A deputado Hilton Coelho (Psol) protocolou indicação na Assembleia Legislativa da Bahia (ALBA) endereçada ao governador Rui Costa para que o Executivo promova a implantação do Centro Estadual de Defesa dos Direitos Humanos para a População em Situação de Rua incluindo a população de catadoras e catadores de materiais recicláveis.
“Queremos assegurar a implantação desses equipamentos, que é uma resposta indispensável ao crescimento constante de pessoas em situação de rua na Bahia, incluindo quem trabalha como catadores e catadoras ao proporcionar acolhimento mais qualificado às denúncias de violação de direitos desse contingente, atenuando, portanto, a experiência de atentados à vida e dignidade durante sua vivência nas ruas, devendo ter atendimento psicossocial e equipe de trabalho contratada que inclua a própria população em situação de rua, em respeito ao posicionamento da fundadora do Movimento de População de Rua da Bahia – in memoriam - Maria Lúcia Santos Pereira que dizia: ‘Nada sobre nós, sem nós’, o lema adotado pelo movimento que afirma que nenhuma decisão que as afete deveria ser tomada sem sua plena participação”.
O parlamentar lembra que a Constituição Federal de 1988 “afirma que constituem objetivos fundamentais da República Federativa do Brasil a construção de uma sociedade livre, justa e solidária; garantir o desenvolvimento nacional; erradicar a pobreza e a marginalização e reduzir as desigualdades sociais e regionais; promover o bem de todos, sem preconceitos de origem, gênero, raça, sexo, cor, idade e quaisquer outras formas de discriminação.

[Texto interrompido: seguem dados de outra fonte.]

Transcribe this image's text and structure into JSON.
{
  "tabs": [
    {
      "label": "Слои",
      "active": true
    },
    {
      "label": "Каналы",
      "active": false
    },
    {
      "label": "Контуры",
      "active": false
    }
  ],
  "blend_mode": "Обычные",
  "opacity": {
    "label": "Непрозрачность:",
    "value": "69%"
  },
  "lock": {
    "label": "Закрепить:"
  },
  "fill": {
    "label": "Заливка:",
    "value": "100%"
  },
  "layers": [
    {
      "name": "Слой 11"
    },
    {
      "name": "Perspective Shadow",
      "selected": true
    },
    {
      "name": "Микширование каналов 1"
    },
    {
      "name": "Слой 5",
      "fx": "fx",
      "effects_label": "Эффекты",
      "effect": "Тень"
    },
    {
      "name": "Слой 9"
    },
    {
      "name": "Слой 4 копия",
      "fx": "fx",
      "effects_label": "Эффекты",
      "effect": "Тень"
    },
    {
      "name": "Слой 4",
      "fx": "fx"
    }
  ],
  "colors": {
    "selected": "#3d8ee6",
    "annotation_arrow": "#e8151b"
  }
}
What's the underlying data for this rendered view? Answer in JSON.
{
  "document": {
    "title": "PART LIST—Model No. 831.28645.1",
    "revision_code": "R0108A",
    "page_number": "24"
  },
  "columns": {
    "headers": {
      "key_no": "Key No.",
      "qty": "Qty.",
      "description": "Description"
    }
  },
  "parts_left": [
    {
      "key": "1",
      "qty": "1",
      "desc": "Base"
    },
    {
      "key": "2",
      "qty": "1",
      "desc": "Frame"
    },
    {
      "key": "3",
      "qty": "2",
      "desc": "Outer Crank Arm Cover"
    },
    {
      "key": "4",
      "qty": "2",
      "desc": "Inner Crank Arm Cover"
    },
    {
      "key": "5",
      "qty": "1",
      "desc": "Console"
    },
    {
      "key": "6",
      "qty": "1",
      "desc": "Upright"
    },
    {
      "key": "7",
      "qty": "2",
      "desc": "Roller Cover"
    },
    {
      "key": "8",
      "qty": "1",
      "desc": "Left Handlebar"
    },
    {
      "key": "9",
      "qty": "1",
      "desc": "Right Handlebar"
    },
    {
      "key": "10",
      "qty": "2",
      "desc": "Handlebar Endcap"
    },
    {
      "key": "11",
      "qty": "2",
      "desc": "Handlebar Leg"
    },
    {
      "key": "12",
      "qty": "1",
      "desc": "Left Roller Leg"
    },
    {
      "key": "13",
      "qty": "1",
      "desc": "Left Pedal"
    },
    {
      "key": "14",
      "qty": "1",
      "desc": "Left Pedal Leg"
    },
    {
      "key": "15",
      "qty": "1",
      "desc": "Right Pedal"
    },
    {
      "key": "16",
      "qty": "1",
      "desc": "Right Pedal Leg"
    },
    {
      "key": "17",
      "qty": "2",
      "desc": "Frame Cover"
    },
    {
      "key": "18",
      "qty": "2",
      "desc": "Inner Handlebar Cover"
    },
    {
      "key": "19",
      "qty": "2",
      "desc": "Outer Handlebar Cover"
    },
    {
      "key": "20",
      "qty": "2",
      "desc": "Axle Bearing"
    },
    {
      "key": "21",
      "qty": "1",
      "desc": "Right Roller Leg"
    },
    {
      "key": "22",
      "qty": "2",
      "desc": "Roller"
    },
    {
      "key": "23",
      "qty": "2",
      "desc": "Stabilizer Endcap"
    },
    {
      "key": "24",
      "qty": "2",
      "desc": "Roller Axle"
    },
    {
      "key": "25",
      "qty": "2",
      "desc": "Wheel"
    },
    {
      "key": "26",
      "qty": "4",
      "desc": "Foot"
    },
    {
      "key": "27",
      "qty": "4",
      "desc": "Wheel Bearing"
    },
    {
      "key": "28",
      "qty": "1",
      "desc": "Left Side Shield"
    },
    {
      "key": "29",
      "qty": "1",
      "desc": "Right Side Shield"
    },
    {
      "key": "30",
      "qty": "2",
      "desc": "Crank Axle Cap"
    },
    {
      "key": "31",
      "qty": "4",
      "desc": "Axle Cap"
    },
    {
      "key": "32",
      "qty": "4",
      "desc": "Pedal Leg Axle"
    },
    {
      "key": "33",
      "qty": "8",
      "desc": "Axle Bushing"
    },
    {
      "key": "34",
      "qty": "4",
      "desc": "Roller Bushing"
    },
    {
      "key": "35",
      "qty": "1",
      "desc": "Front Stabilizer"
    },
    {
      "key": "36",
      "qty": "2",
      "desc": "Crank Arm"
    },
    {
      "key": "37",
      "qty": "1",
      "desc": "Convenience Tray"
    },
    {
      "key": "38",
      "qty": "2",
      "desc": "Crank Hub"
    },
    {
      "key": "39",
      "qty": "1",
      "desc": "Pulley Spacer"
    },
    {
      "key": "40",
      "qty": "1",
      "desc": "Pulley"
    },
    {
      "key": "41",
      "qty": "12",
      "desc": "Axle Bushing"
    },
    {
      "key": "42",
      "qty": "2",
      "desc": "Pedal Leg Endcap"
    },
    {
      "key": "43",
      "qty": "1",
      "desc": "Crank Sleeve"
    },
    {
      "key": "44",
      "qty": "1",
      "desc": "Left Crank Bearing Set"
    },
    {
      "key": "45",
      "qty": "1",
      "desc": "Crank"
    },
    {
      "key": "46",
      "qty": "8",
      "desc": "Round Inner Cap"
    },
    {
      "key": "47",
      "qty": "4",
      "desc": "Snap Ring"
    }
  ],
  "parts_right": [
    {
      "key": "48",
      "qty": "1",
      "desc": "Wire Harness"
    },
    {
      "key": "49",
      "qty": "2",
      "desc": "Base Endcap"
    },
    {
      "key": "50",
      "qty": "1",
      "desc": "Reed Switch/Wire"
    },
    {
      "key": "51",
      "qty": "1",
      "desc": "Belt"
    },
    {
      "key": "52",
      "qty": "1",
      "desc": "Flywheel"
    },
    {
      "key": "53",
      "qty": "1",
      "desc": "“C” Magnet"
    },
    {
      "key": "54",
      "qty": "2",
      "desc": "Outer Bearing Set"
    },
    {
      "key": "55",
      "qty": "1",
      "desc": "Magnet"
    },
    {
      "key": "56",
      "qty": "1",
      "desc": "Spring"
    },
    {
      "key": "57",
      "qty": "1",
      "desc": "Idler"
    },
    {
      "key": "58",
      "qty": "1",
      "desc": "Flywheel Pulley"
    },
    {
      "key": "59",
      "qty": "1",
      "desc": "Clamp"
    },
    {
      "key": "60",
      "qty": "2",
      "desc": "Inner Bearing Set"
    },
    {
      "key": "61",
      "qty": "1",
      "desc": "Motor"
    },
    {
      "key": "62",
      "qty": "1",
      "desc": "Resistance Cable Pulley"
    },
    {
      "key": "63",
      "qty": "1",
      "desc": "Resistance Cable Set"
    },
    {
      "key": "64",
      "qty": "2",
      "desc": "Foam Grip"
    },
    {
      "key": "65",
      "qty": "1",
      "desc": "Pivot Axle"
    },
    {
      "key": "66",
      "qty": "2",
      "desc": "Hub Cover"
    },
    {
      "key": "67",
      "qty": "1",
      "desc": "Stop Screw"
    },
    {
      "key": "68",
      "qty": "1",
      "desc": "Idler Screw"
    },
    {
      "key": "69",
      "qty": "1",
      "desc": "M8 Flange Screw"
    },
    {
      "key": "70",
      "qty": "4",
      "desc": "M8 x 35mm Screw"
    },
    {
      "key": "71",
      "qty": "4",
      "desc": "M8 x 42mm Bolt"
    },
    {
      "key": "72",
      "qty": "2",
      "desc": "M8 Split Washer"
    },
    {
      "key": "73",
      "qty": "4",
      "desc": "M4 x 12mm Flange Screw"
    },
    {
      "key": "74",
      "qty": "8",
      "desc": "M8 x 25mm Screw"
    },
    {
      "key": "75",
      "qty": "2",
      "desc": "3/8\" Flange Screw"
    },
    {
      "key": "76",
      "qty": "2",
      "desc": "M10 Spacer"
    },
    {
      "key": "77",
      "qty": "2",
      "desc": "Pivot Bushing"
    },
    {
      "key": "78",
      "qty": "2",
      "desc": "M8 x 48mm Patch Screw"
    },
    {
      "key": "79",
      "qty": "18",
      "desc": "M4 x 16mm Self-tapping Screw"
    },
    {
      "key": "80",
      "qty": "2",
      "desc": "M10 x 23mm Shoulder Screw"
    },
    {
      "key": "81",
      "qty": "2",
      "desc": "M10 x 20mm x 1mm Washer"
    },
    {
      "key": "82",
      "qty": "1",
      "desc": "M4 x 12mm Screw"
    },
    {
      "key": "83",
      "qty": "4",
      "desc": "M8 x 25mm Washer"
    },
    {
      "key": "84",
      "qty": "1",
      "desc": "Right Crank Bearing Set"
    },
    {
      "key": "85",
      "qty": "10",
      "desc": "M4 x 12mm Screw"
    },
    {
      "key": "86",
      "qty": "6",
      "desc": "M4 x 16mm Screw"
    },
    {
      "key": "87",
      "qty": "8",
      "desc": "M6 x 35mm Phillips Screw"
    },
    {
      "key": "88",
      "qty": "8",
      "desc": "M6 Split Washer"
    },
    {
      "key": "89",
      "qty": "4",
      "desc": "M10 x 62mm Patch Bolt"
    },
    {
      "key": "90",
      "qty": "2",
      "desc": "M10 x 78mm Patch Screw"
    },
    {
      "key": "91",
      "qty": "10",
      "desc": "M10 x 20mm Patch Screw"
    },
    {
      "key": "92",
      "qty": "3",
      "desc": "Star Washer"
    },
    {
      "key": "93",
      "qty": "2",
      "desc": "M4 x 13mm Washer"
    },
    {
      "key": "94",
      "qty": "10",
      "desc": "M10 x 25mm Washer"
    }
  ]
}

A Política Nacional para a População em Situação de Rua, criada pelo Decreto nº 7.053/2009, define que essa população é marcante como um grupo populacional heterogêneo e que possui em comum a pobreza extrema, os vínculos familiares fragilizados ou rompidos e a inexistência de moradia convencional regular e exigem ações concretas dos poderes públicos”.
“Os últimos anos no Brasil têm sido marcados por ataques severos aos direitos dos cidadãos, em especial, aqueles com as piores condições de sobrevivência. O crescimento do desemprego, aliado a políticas de redução drástica de investimentos em áreas sensíveis, a exemplos da assistência social, tem provocado a expansão de um fenômeno social importante, sobretudo nos centros urbanos, a situação de rua, que com a pandemia da COVID19 e a crise econômica e social resultante se agravou”, detalha Hilton Coelho, acrescentando que “quando as pessoas passam a adentrar e permanecer na situação de rua, começam a experimentar outros tipos de violação de direitos (agressões físicas e verbais gratuitas, impedimentos de acesso, assassinatos), frutos dos processos de estigmas e invisibilização a elas direcionados pelo conjunto da sociedade. É preciso que o Governo da Bahia atue para acabar com os abusos cometidos por cidadãos comuns e por agentes públicos”.
Hilton Coelho conclui afirmando que, “em 2014, o Governo do Estado da Bahia, inspirado no Decreto Federal 7.053/2009, sancionado pelo então presidente Luís Inácio Lula da Silva, promulga a Lei 12.947/14, instituindo a Política Estadual da População de Rua, visando minorar os efeitos da exclusão social a que esse grupo populacional tem sido submetido. Nem sempre as estruturas públicas de atendimento generalizado conseguem atender a especificidades desse segmento, a Lei 12.947/14 assentou em seu artigo 7º, inciso VII ‘implantar centros de defesa dos direitos humanos para a população em situação de rua’, podendo contar com o apoio das gestões municipais. E ainda, em seu artigo 11º, prevê que ‘o Estado instituirá o Centro Estadual de Defesa dos Direitos Humanos para a População em Situação de Rua, destinado a promover e defender seus direitos’. Queremos que o Centro Estadual de Defesa dos Direitos Humanos para a População em Situação de Rua torne-se realidade e não apenas algo que conste em lei, mas não no dia a dia de quem mais precisa”.